I can make this comparison because many years ago I once had an ex that put methamphetamine (I didn't realize they had an addiction) in one of my vitamin capsules "as a joke", and I was up for 36 hours straight writing convoluted code, and then writing voluminous notes about the code I had yet to write. I had never done that drug before, or since (why they are an ex). I don't even drink. After that episode I re-read what I had written and it was quite scattershot.

And now I get the same exact feeling when using AI to write code, or have it write tickets, or plan out something, etc.

I use these tools daily, and it's like putting a drug dealer between me and the code. Sure it writes a lot more code than I could write without it, but at what cost? I really don't like where this is headed. And I don't think most software developers using AI realize what is happening.

2 comments

The future is local LLMs. So still methamphetamines but open source, free and an unlimited supply.
That won't really change anything, and in fact make the problem worse. It would be like "getting high on your own supply". Or just making meth at home so you can do it all the time. There's still a "drug dealer" in between you and the code. And you're going to have to pay $$$$ for hardware good enough to not slow you down. I've tried local models on an nVidia 4060 and it's pretty slow.
Right my example was meant to illustrate this cost benefit issue.
> I do it because I didn't write the codebase - the drug dealer did.
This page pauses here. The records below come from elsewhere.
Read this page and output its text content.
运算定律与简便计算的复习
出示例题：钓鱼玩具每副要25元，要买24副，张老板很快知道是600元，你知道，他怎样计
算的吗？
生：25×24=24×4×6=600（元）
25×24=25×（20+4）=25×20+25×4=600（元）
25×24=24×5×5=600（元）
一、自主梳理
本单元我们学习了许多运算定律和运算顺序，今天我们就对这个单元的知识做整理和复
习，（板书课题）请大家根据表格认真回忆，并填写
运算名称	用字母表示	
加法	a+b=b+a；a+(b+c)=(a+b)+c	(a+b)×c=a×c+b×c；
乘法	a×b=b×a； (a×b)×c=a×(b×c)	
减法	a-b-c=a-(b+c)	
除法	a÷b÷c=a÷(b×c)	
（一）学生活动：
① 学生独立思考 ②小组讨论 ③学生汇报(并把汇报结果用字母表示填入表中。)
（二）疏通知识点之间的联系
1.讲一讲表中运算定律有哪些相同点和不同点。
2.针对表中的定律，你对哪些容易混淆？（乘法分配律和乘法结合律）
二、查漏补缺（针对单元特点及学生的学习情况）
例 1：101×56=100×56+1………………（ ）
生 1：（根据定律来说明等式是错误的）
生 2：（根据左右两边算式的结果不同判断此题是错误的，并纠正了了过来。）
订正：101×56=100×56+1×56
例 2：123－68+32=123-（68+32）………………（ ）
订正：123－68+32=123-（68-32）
.... are you saying that you can't just open up a file "written" by spicy autocomplete and add/change parts of it?

If I wanted to spend a lot of time reading the code and figuring out what part actually needs changing, sure... but in this case it's faster to pay for more tokens and get the AI to do it.

For code I wrote, it's typically faster for me to modify it than to get the AI to do it.

So what you're saying is, you don't really know what spicy autocomplete is generating because you aren't reading it.

Great stuff champ. Really dispelling the idea that vibe coders have no idea what slop is being churned out. Top marks.